Insignificância de crime na Câmara

Frederico Vasconcelos

O cidadão apresentou-se em um gabinete da Câmara dos Deputados, identificou-se falsamente como padre de uma paróquia de Pernambuco e disse ter sido autorizado pelo deputado a fazer uma ligação telefônica.

Iludida pela fraude, a secretária do parlamentar permitiu que ele utilizasse o telefone.

Percebendo a pouca vigilância no gabinete, o falso sacerdote abriu a gaveta da secretária e surrupiou a carteira de couro com os documentos pessoais da servidora.

O caso chegou ao Supremo Tribunal Federal (*).

O Superior Tribunal de Justiça negara habeas corpus objetivando a absolvição do falso padre, pela aplicação do princípio da insignificância e, alternativamente, pela aplicação do privilégio previsto ao furto qualificado [se o criminoso é primário, e é de pequeno valor a coisa furtada, o juiz pode substituir a pena de reclusão pela de detenção, diminuí-la de um a dois terços, ou aplicar somente a pena de multa].

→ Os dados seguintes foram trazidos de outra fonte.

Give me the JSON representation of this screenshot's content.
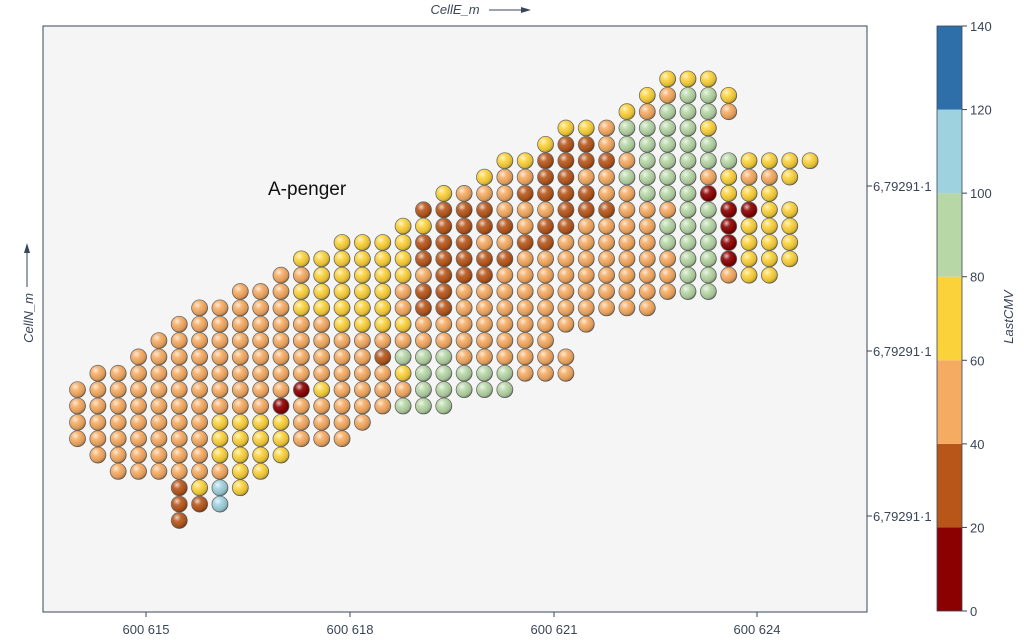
{
  "chart_data": {
    "type": "scatter",
    "title": "",
    "xlabel": "CellE_m",
    "ylabel": "CellN_m",
    "colorbar_label": "LastCMV",
    "x_ticks": [
      "600 615",
      "600 618",
      "600 621",
      "600 624"
    ],
    "x_tick_values": [
      600615,
      600618,
      600621,
      600624
    ],
    "y_ticks": [
      "6,79291·1",
      "6,79291·1",
      "6,79291·1"
    ],
    "colorbar_ticks": [
      "0",
      "20",
      "40",
      "60",
      "80",
      "100",
      "120",
      "140"
    ],
    "colorbar_bins": [
      {
        "from": 0,
        "to": 20,
        "color": "#8b0000"
      },
      {
        "from": 20,
        "to": 40,
        "color": "#b8561a"
      },
      {
        "from": 40,
        "to": 60,
        "color": "#f6ab62"
      },
      {
        "from": 60,
        "to": 80,
        "color": "#fcd23a"
      },
      {
        "from": 80,
        "to": 100,
        "color": "#b7d7a6"
      },
      {
        "from": 100,
        "to": 120,
        "color": "#9fd2df"
      },
      {
        "from": 120,
        "to": 140,
        "color": "#2e6ea9"
      }
    ],
    "annotation": "A-penger",
    "grid": false,
    "marker": "shaded-sphere",
    "cell_size_m": 0.3,
    "grid_origin": {
      "col0_easting": 600613.7
    },
    "rows_note": "rows listed top to bottom; each character is one cell: O=40-60, Y=60-80, B=20-40, R=0-20, G=80-100, L=100-120, .=no data",
    "rows": [
      {
        "row": 0,
        "start_col": 29,
        "cells": "YYY"
      },
      {
        "row": 1,
        "start_col": 28,
        "cells": "YOGGY"
      },
      {
        "row": 2,
        "start_col": 27,
        "cells": "YOGGGO"
      },
      {
        "row": 3,
        "start_col": 24,
        "cells": "YYOGGGGY"
      },
      {
        "row": 4,
        "start_col": 23,
        "cells": "YBBOGGGGG"
      },
      {
        "row": 5,
        "start_col": 21,
        "cells": "YYBBBBOGGGGGYYYY"
      },
      {
        "row": 6,
        "start_col": 20,
        "cells": "YOOBBOOGGGGOYOOY"
      },
      {
        "row": 7,
        "start_col": 18,
        "cells": "YOOOBBBBOOGGGRYYY"
      },
      {
        "row": 8,
        "start_col": 17,
        "cells": "BBBBOOOBBBOOOGGRRYY"
      },
      {
        "row": 9,
        "start_col": 16,
        "cells": "YYBBBBOBBOOOOGGGRYYY"
      },
      {
        "row": 10,
        "start_col": 13,
        "cells": "YYYYBBBOOBBOOOOOGGGRYYY"
      },
      {
        "row": 11,
        "start_col": 11,
        "cells": "YYYYYYBBBBBOOOOOOOOGGRYYY"
      },
      {
        "row": 12,
        "start_col": 10,
        "cells": "OOYYYYYOBBBOOOOOOOOOGGOYY"
      },
      {
        "row": 13,
        "start_col": 8,
        "cells": "OOOYYYYYOBBOOOOOOOOOOOGG"
      },
      {
        "row": 14,
        "start_col": 6,
        "cells": "OOOOOYYYYYOBBOOOOOOOOOO"
      },
      {
        "row": 15,
        "start_col": 5,
        "cells": "OOOOOOOOYYYYOOOOOOOOO"
      },
      {
        "row": 16,
        "start_col": 4,
        "cells": "OOOOOOOOOOOOOOOOOOOO"
      },
      {
        "row": 17,
        "start_col": 3,
        "cells": "OOOOOOOOOOOOBGGGOOOOOO"
      },
      {
        "row": 18,
        "start_col": 1,
        "cells": "OOOOOOOOOOOOOOOYGGGGGOOO"
      },
      {
        "row": 19,
        "start_col": 0,
        "cells": "OOOOOOOOOOORYOOOOGGGGG"
      },
      {
        "row": 20,
        "start_col": 0,
        "cells": "OOOOOOOOOOROOOOOGGG"
      },
      {
        "row": 21,
        "start_col": 0,
        "cells": "OOOOOOOYYYYOOOO"
      },
      {
        "row": 22,
        "start_col": 0,
        "cells": "OOOOOOOYYYYOOO"
      },
      {
        "row": 23,
        "start_col": 1,
        "cells": "OOOOOOYYYY"
      },
      {
        "row": 24,
        "start_col": 2,
        "cells": "OOOOOOYY"
      },
      {
        "row": 25,
        "start_col": 5,
        "cells": "BYLY"
      },
      {
        "row": 26,
        "start_col": 5,
        "cells": "BBL"
      },
      {
        "row": 27,
        "start_col": 5,
        "cells": "B"
      }
    ]
  }
}
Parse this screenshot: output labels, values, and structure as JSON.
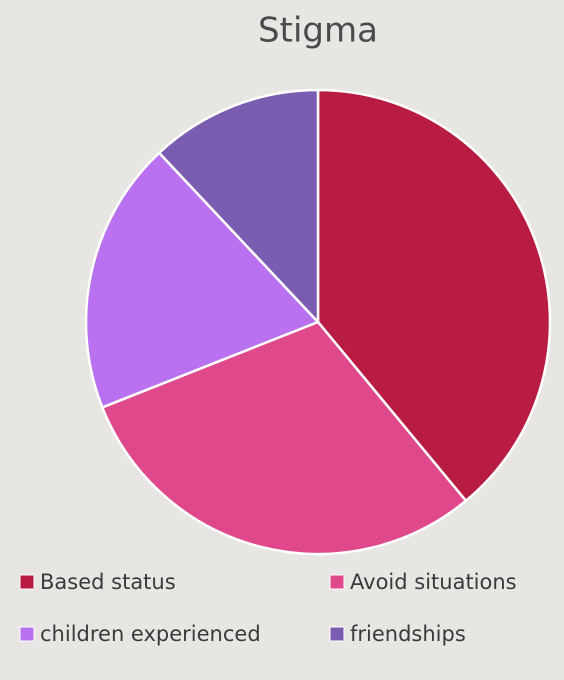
{
  "chart_data": {
    "type": "pie",
    "title": "Stigma",
    "categories": [
      "Based status",
      "Avoid situations",
      "children experienced",
      "friendships"
    ],
    "values": [
      39,
      30,
      19,
      12
    ],
    "colors": [
      "#b91c42",
      "#e0488c",
      "#b971f0",
      "#7a5db0"
    ],
    "legend": "bottom"
  }
}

O STJ entendera que “as circunstâncias em que o delito foi cometido inviabilizam, no caso, o reconhecimento da figura privilegiada”.

A defesa foi ao Supremo, pois pretendia ver restabelecida a sentença condenatória que, expressamente, reconheceu a primariedade do recorrente, bem como o pequeno valor do furto (R$ 100,00).

O Ministério Público Federal manifestou-se pelo provimento parcial do recurso.

“Em que pesem os fundamentos lançados pelo Superior Tribunal de Justiça, as circunstâncias qualificadoras do crime de furto não se mostram conflitantes com a primariedade do réu e o pequeno valor do bem furtado, inexistindo razão jurídica para o não reconhecimento da figura do furto qualificado-privilegiado”, opinou a Subprocuradora-Geral da República Cláudia Sampaio Marques.

“O crime foi cometido mediante fraude, no interior de uma repartição pública”, registrou a subprocuradora. “No entanto, o recorrente é primário, de bons antecedentes e a coisa furtada de pequeno valor (fatos registrados na sentença). Nessas circunstâncias, nada há que impeça a incidência cumulativa das circunstâncias qualificadora e de privilégio”.

No último dia 12, por maioria de votos, a Turma deu provimento ao recurso ordinário em habeas corpus, nos termos do voto do relator, ministro Luiz Fux, vencido o ministro Marco Aurélio, que o desprovia.

(*) RECURSO ORDINÁRIO EM HABEAS CORPUS Nº 115.225 – DF

Comentários

  1. o que ja gastou com o processo daria para comprar um monte de carteiras.
    Agora isto e normal no dia a dia, o sistema e irracional.

  2. Entendi bem? Opinativo ministerial pelo reconhecimento da insignificância?! Ué, mas não era os juízes que tinham mentalidade “pró-impunidade”?

    1. Entendeu mal. O MP opinou pelo reconhecimento do privilégio constante do artigo 155, § 2º: se o criminoso é primário, e é de pequeno valor a coisa furtada, o juiz pode substituir a pena de reclusão pela de detenção, diminuí-la de um a dois terços, ou aplicar somente a pena de multa. Se a ação fosse insignificante, o agente não teria sido denunciado ou, se o fosse, deveria ter sido abolvido. O larápio foi condenado, na forma da lei. O MP defendeu, inclusive, uma tese combatida rotineiramente pelas defesas: a possibilidade de que o crime privilegiado seja, também, qualificado, quando presentes duplamente as correspondentes circustâncias.

    2. Parece que somente os defensores do acudados falaram em insignificância. O MP, no que foi seguido pelo STF, opinou pela ocorrência de furto qualificado-priviliegiado. A lei trata de forma mais branda quem é primário e furta coisa de pequeno valor. Ou então: trata de forma mais severa quem for reincidente ou, se primário, furta coisa de considerado valor. E a possibilidade simultânea da incidência de qualificadora e privilégio, é jurisprudência consolidada do STF: EMENTA Habeas corpus. Penal. Decisão transitada em julgado. Possibilidade de impetração de habeas corpus. Precedentes. Crime de furto qualificado. Artigo 155, § 4º, inciso IV, do Código Penal. Aplicação do privilégio (ibidem § 2º) ao furto qualificado. Possibilidade. Precedentes. Ordem concedida. (…) 2. Não há vedação legal ao reconhecimento do furto como sendo concomitantemente qualificado (art. 155, § 4º) e privilegiado (art. 155, § 2º). 3. Ordem concedida. (HC 101256, Relator(a): Min. DIAS TOFFOLI, Primeira Turma, julgado em 02/08/2011, DJe-176 DIVULG 13-09-2011 PUBLIC 14-09-2011 EMENT VOL-02586-01 PP-00024).